“You love Anna, you don’t love me”, is an oft heard refrain in families with two or more children. Parents are generally at a loss when it comes to handling sibling rivalry. The reasons are many – ranging from physical appearance, prowess in sports to excelling in academics. It is inevitable in most households; however, the severity varies from home to home. Whereas in some cases it is mild and manageable, in others, it takes on gigantic proportions, even culminating in bodily harm or seriously affecting the personality.
This is a sensitive issue and needs to be handled with caution and in an empathetic manner. Parents need to give it a thought even before the second child is born. The first child would have monopolized all the love and affection for a long period and become accustomed to receiving the undivided attention of parents and other family members. To be suddenly deprived of all this and be thrust aside, while the newcomer is welcomed into the fold, can be traumatising.
It would be a wise move to prepare the firstborn for the arrival of a sibling, in a positive manner. That he or she will have a playmate and companion and would soon be given the esteemed status of an older brother or sister, with someone to take care of and protect. Each parent can take turns spending time with the two children. Other family members too can ensure that the older sibling is not deprived of attention.
It is quite natural for the arrival of the newborn to be viewed with apprehension and sometimes rejection by the older sibling and these feelings need to be handled delicately. Parents who are themselves the older of two siblings may recall their own reactions at the birth of a younger brother or sister. It would be a good idea to involve the older child in the care of the younger one so he does not feel left out. He could be a participant in all play activities and given responsible roles to play in the nurture of his sibling.
Bringing up two or more children in a family should be a pleasurable experience for the parents and not considered a deprivation of freedom and private space and time. The happiness automatically transfers to the children, who grow up emotionally secure and content. The way we scrutinise our children determines how they look at each other. The most important factor to remember is that each child is a unique creation. Once we absorb and internalise this idea, it makes the going easier.

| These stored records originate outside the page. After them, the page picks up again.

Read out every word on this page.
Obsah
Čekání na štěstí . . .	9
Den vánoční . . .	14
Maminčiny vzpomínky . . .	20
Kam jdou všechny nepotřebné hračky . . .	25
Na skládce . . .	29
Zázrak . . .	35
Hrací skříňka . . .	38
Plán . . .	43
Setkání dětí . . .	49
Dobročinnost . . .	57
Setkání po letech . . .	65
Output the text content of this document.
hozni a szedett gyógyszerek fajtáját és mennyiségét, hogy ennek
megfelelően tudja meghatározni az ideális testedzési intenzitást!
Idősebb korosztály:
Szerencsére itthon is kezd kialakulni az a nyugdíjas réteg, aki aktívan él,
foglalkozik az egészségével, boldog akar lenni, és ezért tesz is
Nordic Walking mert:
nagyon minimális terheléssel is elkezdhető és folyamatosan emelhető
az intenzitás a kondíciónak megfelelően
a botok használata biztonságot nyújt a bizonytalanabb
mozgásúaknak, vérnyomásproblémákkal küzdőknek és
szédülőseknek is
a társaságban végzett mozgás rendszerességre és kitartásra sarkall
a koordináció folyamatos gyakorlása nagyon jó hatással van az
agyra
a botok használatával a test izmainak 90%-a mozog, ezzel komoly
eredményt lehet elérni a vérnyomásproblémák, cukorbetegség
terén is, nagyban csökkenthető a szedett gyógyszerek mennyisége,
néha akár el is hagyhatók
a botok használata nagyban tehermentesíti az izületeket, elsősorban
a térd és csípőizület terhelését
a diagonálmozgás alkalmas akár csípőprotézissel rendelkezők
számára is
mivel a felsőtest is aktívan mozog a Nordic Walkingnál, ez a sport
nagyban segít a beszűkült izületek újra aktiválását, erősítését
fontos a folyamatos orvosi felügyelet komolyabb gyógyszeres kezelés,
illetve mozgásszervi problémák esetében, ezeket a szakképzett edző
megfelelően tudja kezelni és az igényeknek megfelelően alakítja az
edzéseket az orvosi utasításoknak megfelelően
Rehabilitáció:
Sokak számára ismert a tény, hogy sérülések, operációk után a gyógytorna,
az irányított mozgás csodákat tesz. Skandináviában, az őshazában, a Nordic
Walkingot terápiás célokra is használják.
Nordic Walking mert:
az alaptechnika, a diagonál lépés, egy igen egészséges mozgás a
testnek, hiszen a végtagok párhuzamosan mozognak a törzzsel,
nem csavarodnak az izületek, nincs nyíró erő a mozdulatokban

Children are unlike peas in a pod. No two are alike, even among identical twins. As parents, we cannot rest on our laurels thinking if we can bring up one child, the second should be a piece of cake. Each one is different and has varying needs. As they grow and learn, we grow and learn too, and it is an enriching experience. We need to be alert and sharp in order to identify each one’s highs and lows. A requirement that is absolutely essential in their nurture is ‘acceptance’ – for what they are and what they turn out to be. While the former is beyond our control, the latter is well within our means. We need to revel in their victories and strengths and be supportive in their defeats and weaknesses.
As much as we are aware of each child’s pluses and minuses, we also need to make each sibling aware of the other’s strengths and weaknesses. They should respect each other’s qualities. We, as parents, should encourage each one’s pursuits and refrain from comparing one with the other. Quality time should be spent with each separately, doing what they like. Household rules should apply equally to both and each should be given his or her share of responsibilities. The atmosphere at home should be conducive so that each child feels free to share his concerns and emotions. Children should be encouraged and appreciated for helping and caring about each other.
In families where there is a special child, there is a natural tendency to focus more on this child. The typical sibling may feel neglected and bitter, but this attitude can be turned around by counselling him or her on why the other child requires the extra attention in view of his inadequacies. A feeling of empathy can be created, which could prove beneficial in the care of the special child.
Sibling rivalry is a problem that can be worked on and solved with sufficient forethought on the part of the parent. As most parents would agree, even a one-year old child has a mind of his own. Bringing up two or more very different individuals is definitely challenging, but the right measures of patience, understanding, tolerance and appreciation can mould well-adjusted and mutually accepting kids. We can then pat ourselves on the back for a job well executed!